In 1914, Dale was appointed director of the Department of Biochemistry and Pharmacology at the National Institute for Medical Research in London and was elected Fellow of the Royal Society [3]. In 1928, he became the Institute director, a role he kept until 1942; he was knighted 6 years later. He was inducted into the National Academy of Sciences of the USA in 1940, appointed Fullerian Professor of Chemistry at the Royal Institution and director of the Davy-Faraday Laboratory in 1942. Further, he received the Knight Grand Cross of the Order of the British Empire in 1943 and the Order of Merit in 1944.
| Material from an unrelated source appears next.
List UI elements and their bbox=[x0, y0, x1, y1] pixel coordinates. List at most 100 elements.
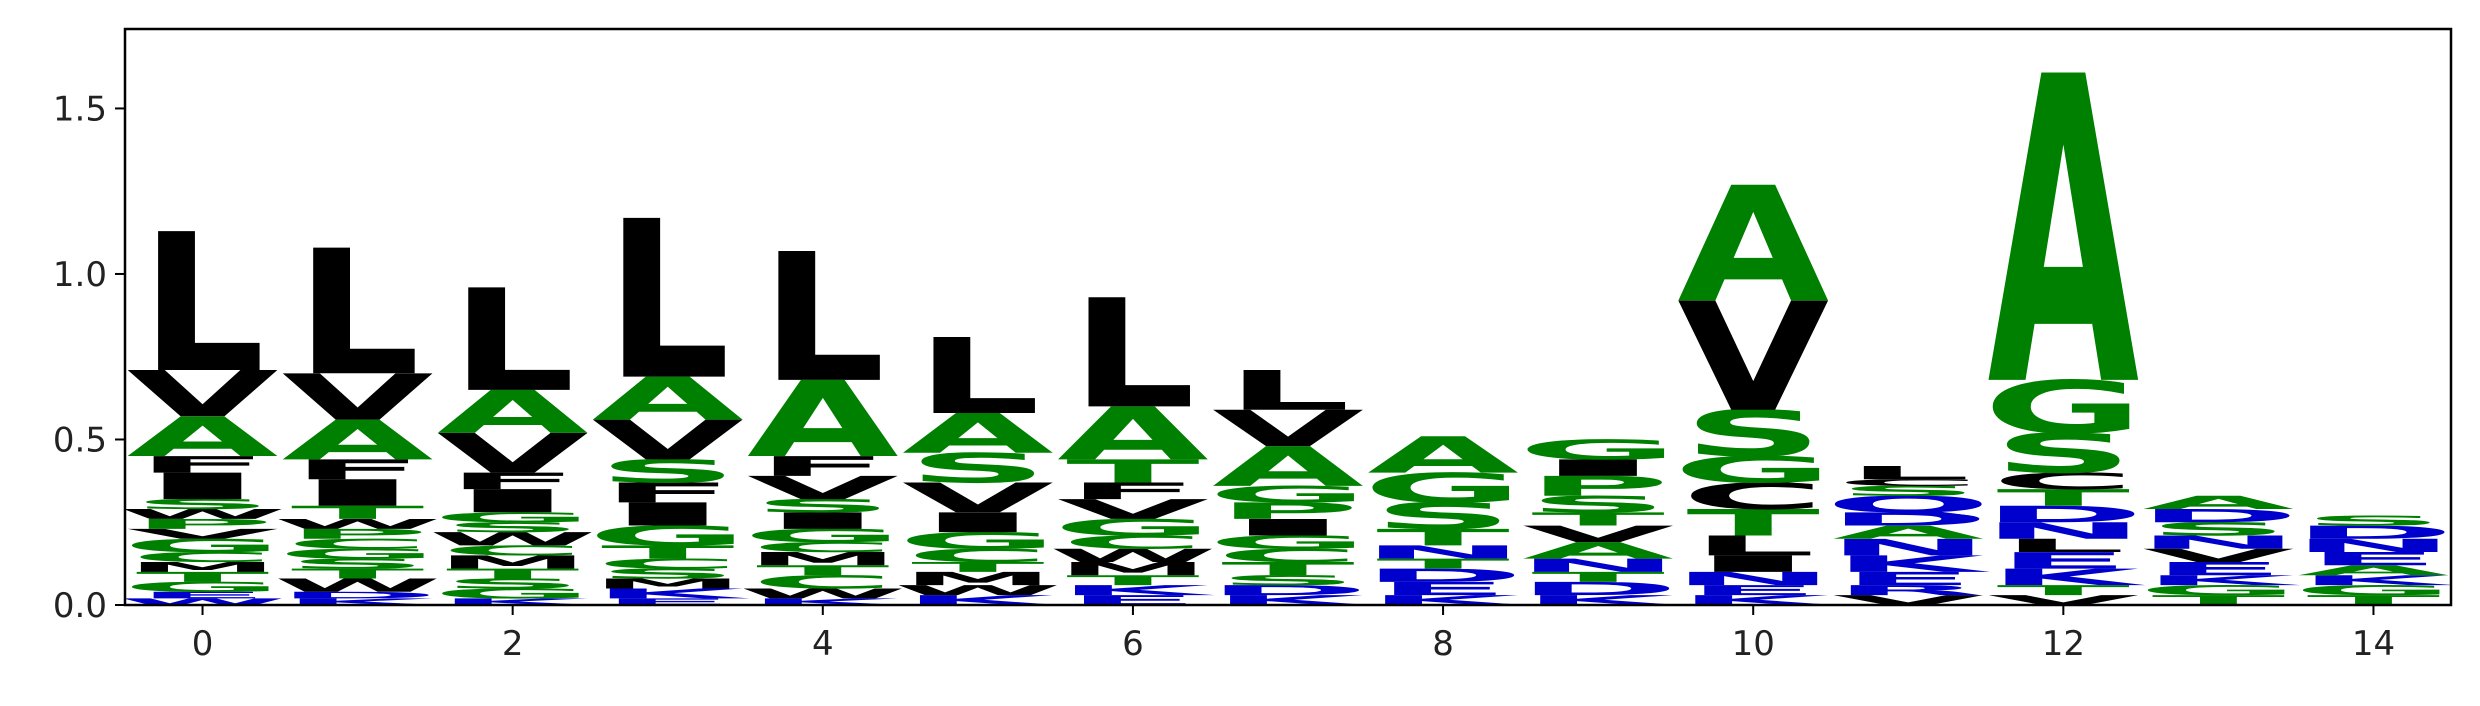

Sir Henry Dale held an impressive series of high-profile leadership roles. In 1945, he concluded a 5-year service as president of the Royal Society after being one of the honourary secretaries with notable editorial commitments [8]. During the Second World War, he sat on several advisory panels to the Cabinet. He became president of the British Association in 1947, he was president of the Royal Society of Medicine for 1948–1950 (first non-practising president ever) and of the British Council for 1950–1955. He was a trustee of the Wellcome Trust since 1936 (as well as chairman of the Board for 1938–1960), ‘guiding with wisdom and foresight the spending of hundreds of thousands of pounds in encouraging medical research’, and promoted its Historical Medical Museum and Library [1]. His name is attached to the Sir Henry Dale Fellowship for young scientists (now discontinued) and the Dale Medal awarded by the Society for Endocrinology.

His many honours include the Royal and Copley Medals of the Royal Society, the Gold Albert Medal of the Royal Society of Arts, the Baly Medal of the Royal College of Physicians, the Medal of Freedom (Silver Palm), and more than 20 honourary degrees. Sir Henry Dale died in Cambridge on 23 July 1968.